L'accord de gouvernement allemand CDU/CSU de droite et SPD de gauche, donne des idées à l'UMPS

L’accord de gouvernement allemand CDU/CSU de droite et SPD de gauche, donne des idées à l’UMPS

29/11/2013 – 12h30
PARIS (NOVOpress/Bulletin de réinformation) –
En Allemagne, les deux partis qui alternent au pouvoir depuis l’après-guerre, la CDU/CSU, de droite, et le SPD, de gauche, ont conclu un accord de gouvernement.

Et cette « Grosse Koalition » donne des idées à la classe politique française. Ainsi, pour le député PS Pascal Terrasse, qui affirmait hier dans Le Figaro «  Le temps de l’union nationale est venu en France ». Pascal Terrasse qui emboîte donc le pas du député UMP Benoit Apparu, qui avait proposé en avril dernier un gouvernement de dix ministres de droite et de dix ministres de gauche.
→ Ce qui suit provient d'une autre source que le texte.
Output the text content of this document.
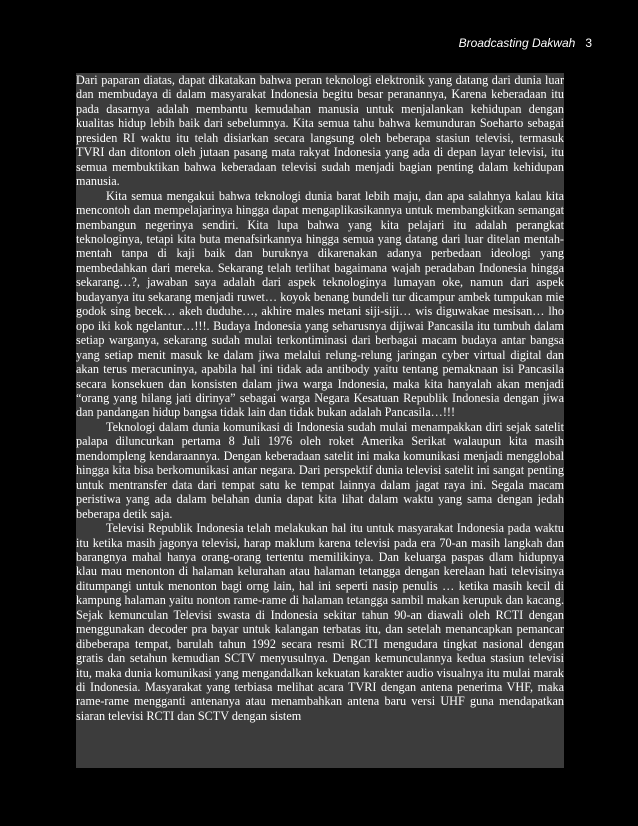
Broadcasting Dakwah 3

Dari paparan diatas, dapat dikatakan bahwa peran teknologi elektronik yang datang dari dunia luar dan membudaya di dalam masyarakat Indonesia begitu besar peranannya, Karena keberadaan itu pada dasarnya adalah membantu kemudahan manusia untuk menjalankan kehidupan dengan kualitas hidup lebih baik dari sebelumnya. Kita semua tahu bahwa kemunduran Soeharto sebagai presiden RI waktu itu telah disiarkan secara langsung oleh beberapa stasiun televisi, termasuk TVRI dan ditonton oleh jutaan pasang mata rakyat Indonesia yang ada di depan layar televisi, itu semua membuktikan bahwa keberadaan televisi sudah menjadi bagian penting dalam kehidupan manusia.

Kita semua mengakui bahwa teknologi dunia barat lebih maju, dan apa salahnya kalau kita mencontoh dan mempelajarinya hingga dapat mengaplikasikannya untuk membangkitkan semangat membangun negerinya sendiri. Kita lupa bahwa yang kita pelajari itu adalah perangkat teknologinya, tetapi kita buta menafsirkannya hingga semua yang datang dari luar ditelan mentah-mentah tanpa di kaji baik dan buruknya dikarenakan adanya perbedaan ideologi yang membedahkan dari mereka. Sekarang telah terlihat bagaimana wajah peradaban Indonesia hingga sekarang…?, jawaban saya adalah dari aspek teknologinya lumayan oke, namun dari aspek budayanya itu sekarang menjadi ruwet… koyok benang bundeli tur dicampur ambek tumpukan mie godok sing becek… akeh duduhe…, akhire males metani siji-siji… wis diguwakae mesisan… lho opo iki kok ngelantur…!!!. Budaya Indonesia yang seharusnya dijiwai Pancasila itu tumbuh dalam setiap warganya, sekarang sudah mulai terkontiminasi dari berbagai macam budaya antar bangsa yang setiap menit masuk ke dalam jiwa melalui relung-relung jaringan cyber virtual digital dan akan terus meracuninya, apabila hal ini tidak ada antibody yaitu tentang pemaknaan isi Pancasila secara konsekuen dan konsisten dalam jiwa warga Indonesia, maka kita hanyalah akan menjadi “orang yang hilang jati dirinya” sebagai warga Negara Kesatuan Republik Indonesia dengan jiwa dan pandangan hidup bangsa tidak lain dan tidak bukan adalah Pancasila…!!!

Teknologi dalam dunia komunikasi di Indonesia sudah mulai menampakkan diri sejak satelit palapa diluncurkan pertama 8 Juli 1976 oleh roket Amerika Serikat walaupun kita masih mendompleng kendaraannya. Dengan keberadaan satelit ini maka komunikasi menjadi mengglobal hingga kita bisa berkomunikasi antar negara. Dari perspektif dunia televisi satelit ini sangat penting untuk mentransfer data dari tempat satu ke tempat lainnya dalam jagat raya ini. Segala macam peristiwa yang ada dalam belahan dunia dapat kita lihat dalam waktu yang sama dengan jedah beberapa detik saja.

Televisi Republik Indonesia telah melakukan hal itu untuk masyarakat Indonesia pada waktu itu ketika masih jagonya televisi, harap maklum karena televisi pada era 70-an masih langkah dan barangnya mahal hanya orang-orang tertentu memilikinya. Dan keluarga paspas dlam hidupnya klau mau menonton di halaman kelurahan atau halaman tetangga dengan kerelaan hati televisinya ditumpangi untuk menonton bagi orng lain, hal ini seperti nasip penulis … ketika masih kecil di kampung halaman yaitu nonton rame-rame di halaman tetangga sambil makan kerupuk dan kacang. Sejak kemunculan Televisi swasta di Indonesia sekitar tahun 90-an diawali oleh RCTI dengan menggunakan decoder pra bayar untuk kalangan terbatas itu, dan setelah menancapkan pemancar dibeberapa tempat, barulah tahun 1992 secara resmi RCTI mengudara tingkat nasional dengan gratis dan setahun kemudian SCTV menyusulnya. Dengan kemunculannya kedua stasiun televisi itu, maka dunia komunikasi yang mengandalkan kekuatan karakter audio visualnya itu mulai marak di Indonesia. Masyarakat yang terbiasa melihat acara TVRI dengan antena penerima VHF, maka rame-rame mengganti antenanya atau menambahkan antena baru versi UHF guna mendapatkan siaran televisi RCTI dan SCTV dengan sistem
Entre l’UMP et le PS, la différence est fort mince

Il y a certes des différences, mais il faut utiliser un microscope électronique pour les mettre en évidence. Sur l’immigration, Valls s’est ainsi aligné sur la même politique laxiste que Sarkozy, avec l’entrée de quelque 200.000 immigrés par an. C’est le même Sarkozy qui a aboli ce que l’extrême-gauche appelait la « double peine », à savoir le renvoi dans son pays à sa sortie de prison, d’un étranger condamné. Une mesure que la gauche ne s’était pas risquée de prendre lorsqu’elle était au pouvoir. Sur le racket fiscal, il convient de rappeler qu’entre 2011 et 2013, Sarkozy et Hollande ont créé à eux deux plus de 80 impôts nouveaux. Chacun des deux présidents est responsables de la moitié des hausses d’impôts, soit quelque 30 milliards pour la droite et 30 milliards pour la gauche.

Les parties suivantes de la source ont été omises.